Santa Claus Was Helpless To Stop The Horrors Of World War II!

It was Christmas of 1941 when Santa Claus had been given a stern warning from the Archangels of Heaven! Saint Nicholas was not allowed to interfere with large scale human affairs under the terms of The Supernatural Secrecy Pact. Santa has always been known to skirt this agreement as he yearned to bring peace to humankind. During 1941 World War II he saved some Jewish children from being taken away by Nazi soldiers in Poland. That is when he learned the horrors of the concentration camps. Santa Claus was about to launch a supernatural assault and liberate a camp when Santa’s Archangel Father appeared telling him he had to let these atrocities play out. Humankind needed to see their worst before they could rise to their best in future centuries. Their destiny was ascension to Godhood that would ultimately surpass the power of even the Archangels! This was the wish of the holy Omniverse Lord.🎄

Not Even World War Can Stop The Spirit Of Christmas!

On Christmas Eve 1942 Santa Claus made his appointed gift rounds with a demeanor that was more sullen than jolly.
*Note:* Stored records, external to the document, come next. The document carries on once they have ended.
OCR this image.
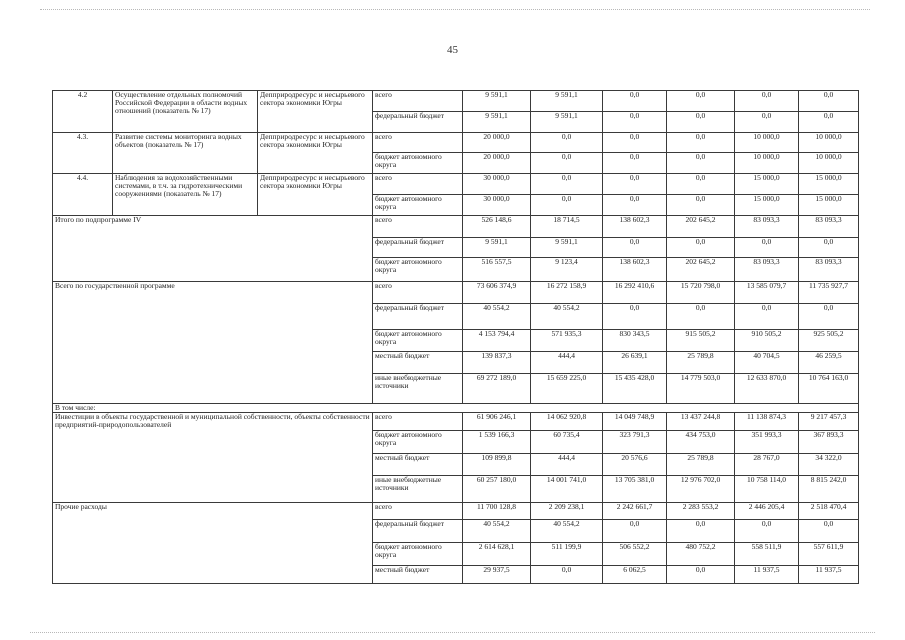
45
4.2	Осуществление отдельных полномочий Российской Федерации в области водных отношений (показатель № 17)	Депприродресурс и несырьевого сектора экономики Югры	всего	9 591,1	9 591,1	0,0	0,0	0,0	0,0
			федеральный бюджет	9 591,1	9 591,1	0,0	0,0	0,0	0,0
4.3.	Развитие системы мониторинга водных объектов (показатель № 17)	Депприродресурс и несырьевого сектора экономики Югры	всего	20 000,0	0,0	0,0	0,0	10 000,0	10 000,0
			бюджет автономного округа	20 000,0	0,0	0,0	0,0	10 000,0	10 000,0
4.4.	Наблюдения за водохозяйственными системами, в т.ч. за гидротехническими сооружениями (показатель № 17)	Депприродресурс и несырьевого сектора экономики Югры	всего	30 000,0	0,0	0,0	0,0	15 000,0	15 000,0
			бюджет автономного округа	30 000,0	0,0	0,0	0,0	15 000,0	15 000,0
Итого по подпрограмме IV			всего	526 148,6	18 714,5	138 602,3	202 645,2	83 093,3	83 093,3
			федеральный бюджет	9 591,1	9 591,1	0,0	0,0	0,0	0,0
			бюджет автономного округа	516 557,5	9 123,4	138 602,3	202 645,2	83 093,3	83 093,3
Всего по государственной программе			всего	73 606 374,9	16 272 158,9	16 292 410,6	15 720 798,0	13 585 079,7	11 735 927,7
			федеральный бюджет	40 554,2	40 554,2	0,0	0,0	0,0	0,0
			бюджет автономного округа	4 153 794,4	571 935,3	830 343,5	915 505,2	910 505,2	925 505,2
			местный бюджет	139 837,3	444,4	26 639,1	25 789,8	40 704,5	46 259,5
			иные внебюджетные источники	69 272 189,0	15 659 225,0	15 435 428,0	14 779 503,0	12 633 870,0	10 764 163,0
В том числе:									
Инвестиции в объекты государственной и муниципальной собственности, объекты собственности предприятий-природопользователей			всего	61 906 246,1	14 062 920,8	14 049 748,9	13 437 244,8	11 138 874,3	9 217 457,3
			бюджет автономного округа	1 539 166,3	60 735,4	323 791,3	434 753,0	351 993,3	367 893,3
			местный бюджет	109 899,8	444,4	20 576,6	25 789,8	28 767,0	34 322,0
			иные внебюджетные источники	60 257 180,0	14 001 741,0	13 705 381,0	12 976 702,0	10 758 114,0	8 815 242,0
Прочие расходы			всего	11 700 128,8	2 209 238,1	2 242 661,7	2 283 553,2	2 446 205,4	2 518 470,4
			федеральный бюджет	40 554,2	40 554,2	0,0	0,0	0,0	0,0
			бюджет автономного округа	2 614 628,1	511 199,9	506 552,2	480 752,2	558 511,9	557 611,9
			местный бюджет	29 937,5	0,0	6 062,5	0,0	11 937,5	11 937,5
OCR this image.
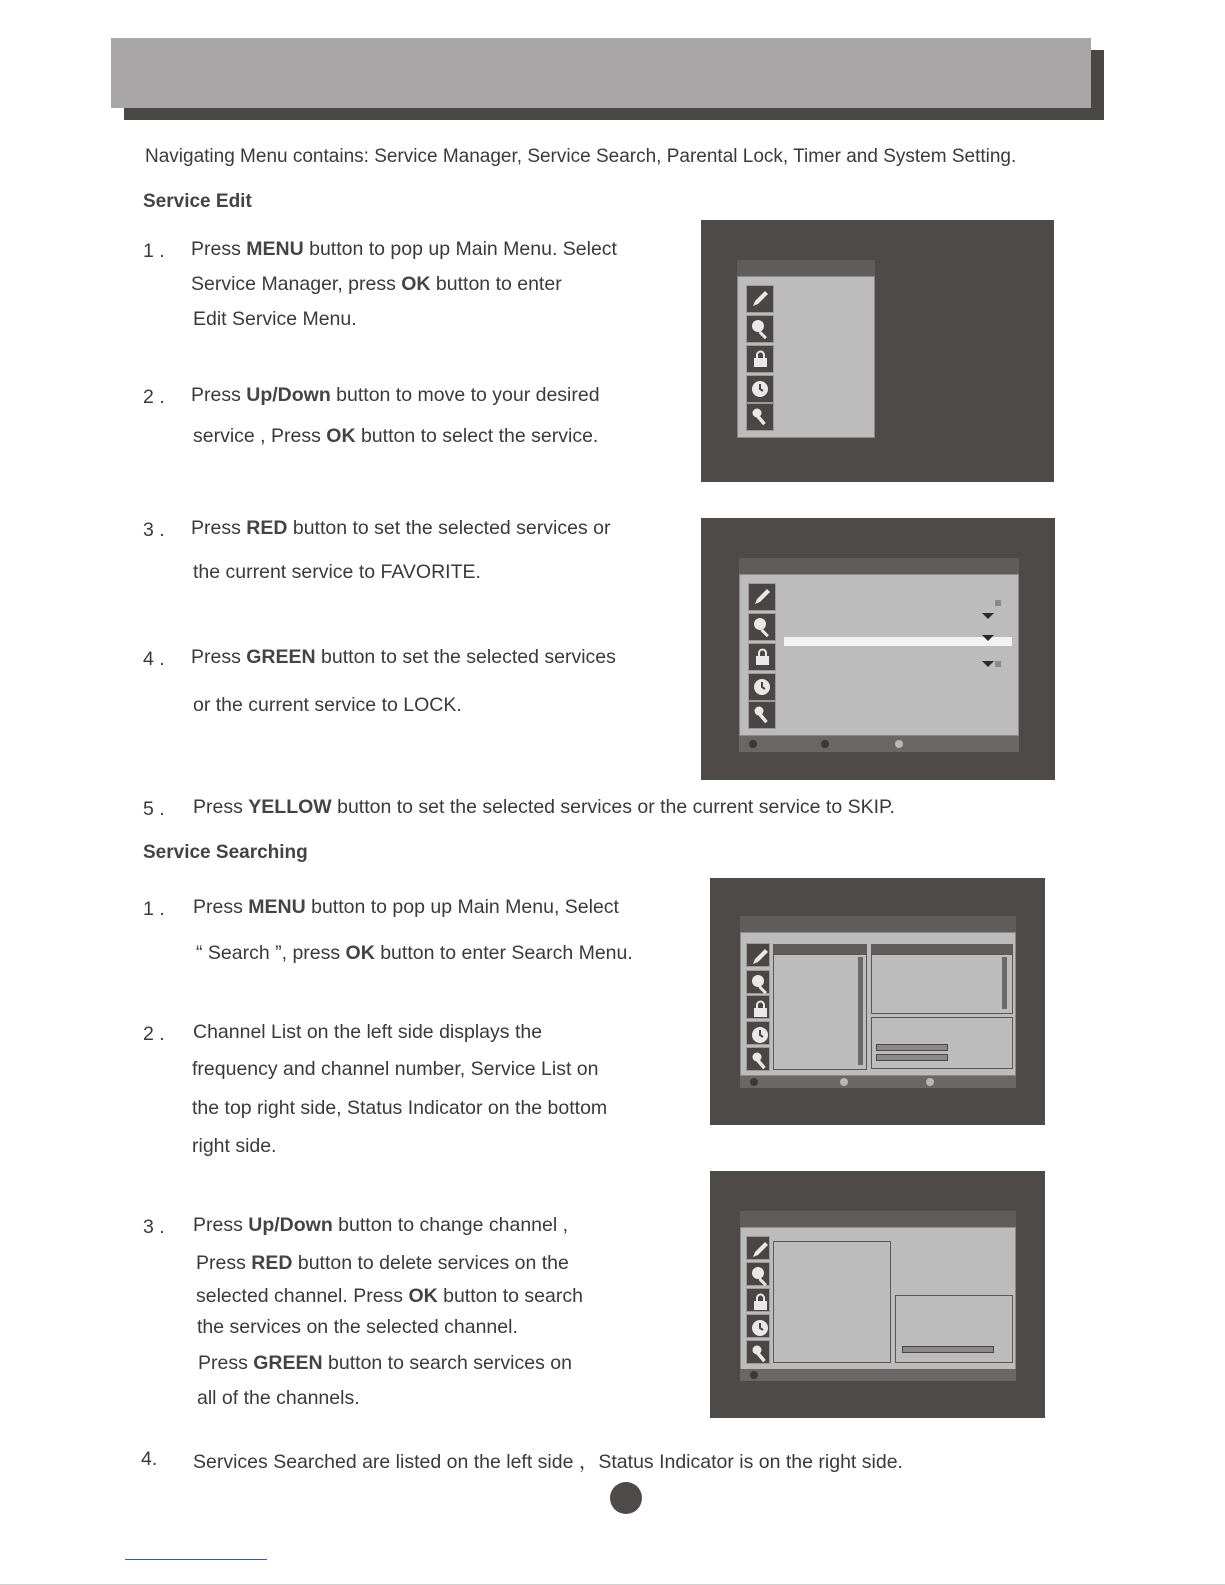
Navigating Menu contains: Service Manager, Service Search, Parental Lock, Timer and System Setting.
Service Edit
1 . Press MENU button to pop up Main Menu. Select
Service Manager, press OK button to enter
Edit Service Menu.
2 . Press Up/Down button to move to your desired
service , Press OK button to select the service.
3 . Press RED button to set the selected services or
the current service to FAVORITE.
4 . Press GREEN button to set the selected services
or the current service to LOCK.
5 . Press YELLOW button to set the selected services or the current service to SKIP.
Service Searching
1 . Press MENU button to pop up Main Menu, Select
“ Search ”, press OK button to enter Search Menu.
2 . Channel List on the left side displays the
frequency and channel number, Service List on
the top right side, Status Indicator on the bottom
right side.
3 . Press Up/Down button to change channel ,
Press RED button to delete services on the
selected channel. Press OK button to search
the services on the selected channel.
Press GREEN button to search services on
all of the channels.
4. Services Searched are listed on the left side ，Status Indicator is on the right side.
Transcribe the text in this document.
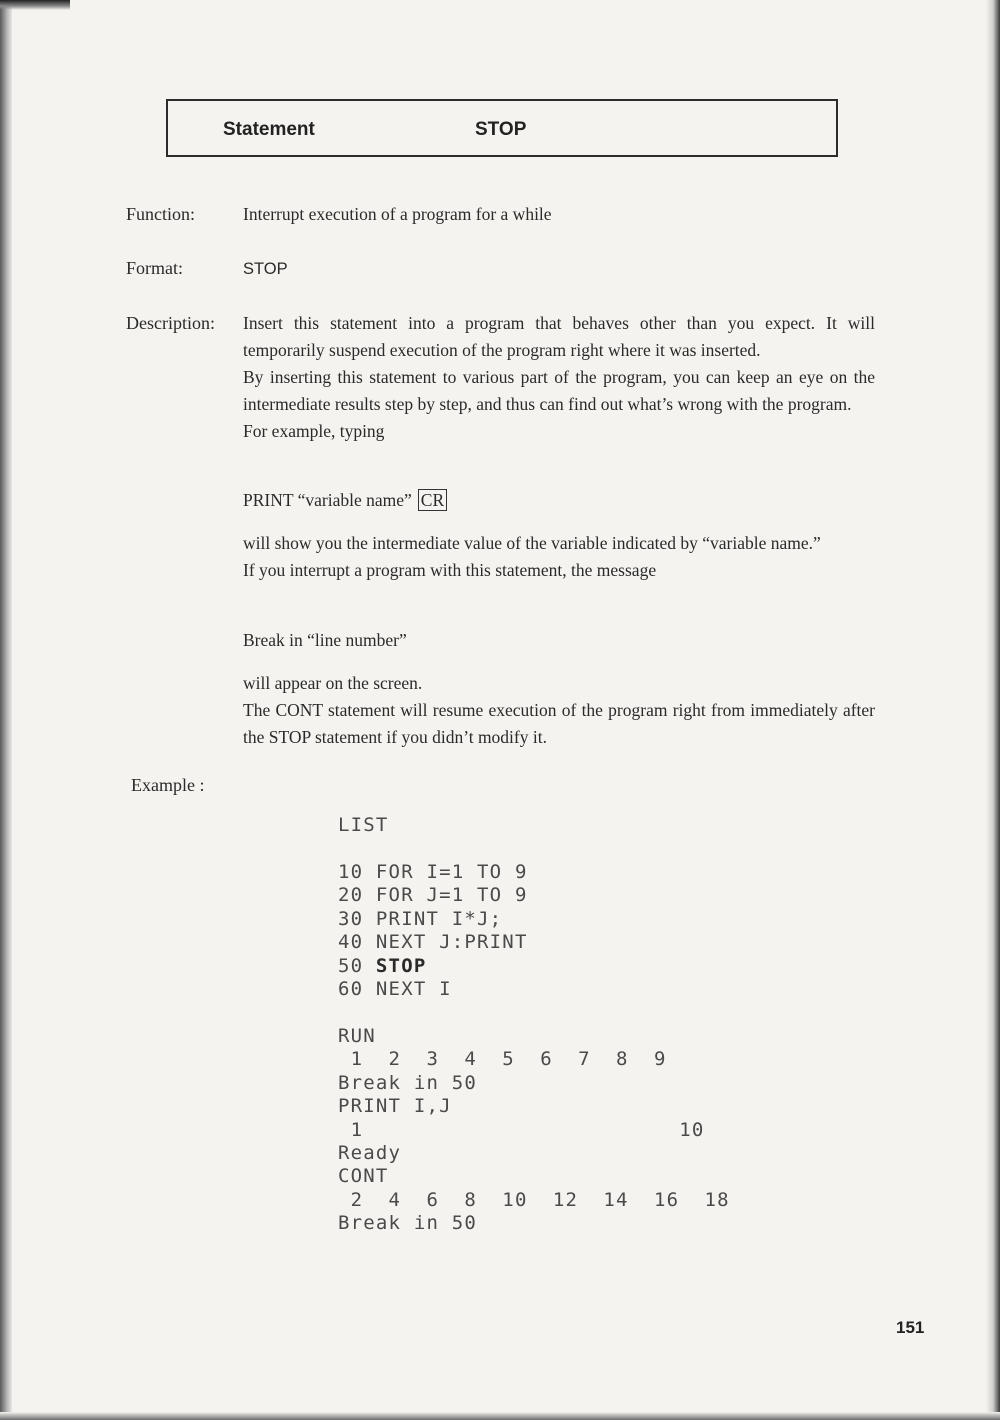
Statement	STOP
Function:	Interrupt execution of a program for a while
Format:	STOP
Description: Insert this statement into a program that behaves other than you expect. It will temporarily suspend execution of the program right where it was inserted.

By inserting this statement to various part of the program, you can keep an eye on the intermediate results step by step, and thus can find out what’s wrong with the program.

For example, typing

PRINT “variable name” CR

will show you the intermediate value of the variable indicated by “variable name.”

If you interrupt a program with this statement, the message

Break in “line number”

will appear on the screen.

The CONT statement will resume execution of the program right from immediately after the STOP statement if you didn’t modify it.

Example :
LIST
10 FOR I=1 TO 9
20 FOR J=1 TO 9
30 PRINT I*J;
40 NEXT J:PRINT
50 STOP
60 NEXT I
RUN
1  2  3  4  5  6  7  8  9
Break in 50
PRINT I,J
1                         10
Ready
CONT
2  4  6  8  10  12  14  16  18
Break in 50
151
The Spirit Of Christmas was weak as the winds of world war waged its toll upon Mother Earth. Father Christmas had the power to stop the war with the full arsenal of his Demi-Angel powers! Unfortunately, his hands were tied! Santa instead tried to focus on making the kids at home have a Merry Christmas. It was difficult to be excited for even the most wonderful gifts as their Fathers fought and died for the fate of the free world! Some found their Mothers taken away by work, the war effort, or as causalities themselves! Then there were those children living in the heart of war on the European front! Santa mustered up all the joy he could in his hallowed heart to give the innocent children the best Christmas possible.

Something Wicked Warps The Christmas Spirit

Sometime after Midnight the Great Claus and his flying sleigh pulled by nine reindeer descended on Derry, Maine. A town said to be a work of fiction in Stephen King’sIT” novels and movies. It mysteriously appeared on no maps with zero mention of it in any real world publications. The town had been under a sinister spell since it was established in the 18th century! That of Pennywise, aka the IT clown, who was born of The Spirit Of Fear billions of years ago! This cursed power cloaked what was going on there. This even extended to Santa until he heard the screams of kids in a sewer below! Santa was to finally find out why the Spirit Of Christmas always felt wickedly warped in this community.

Santa Claus Enters The Dark Dirty Domain Of Pennywise!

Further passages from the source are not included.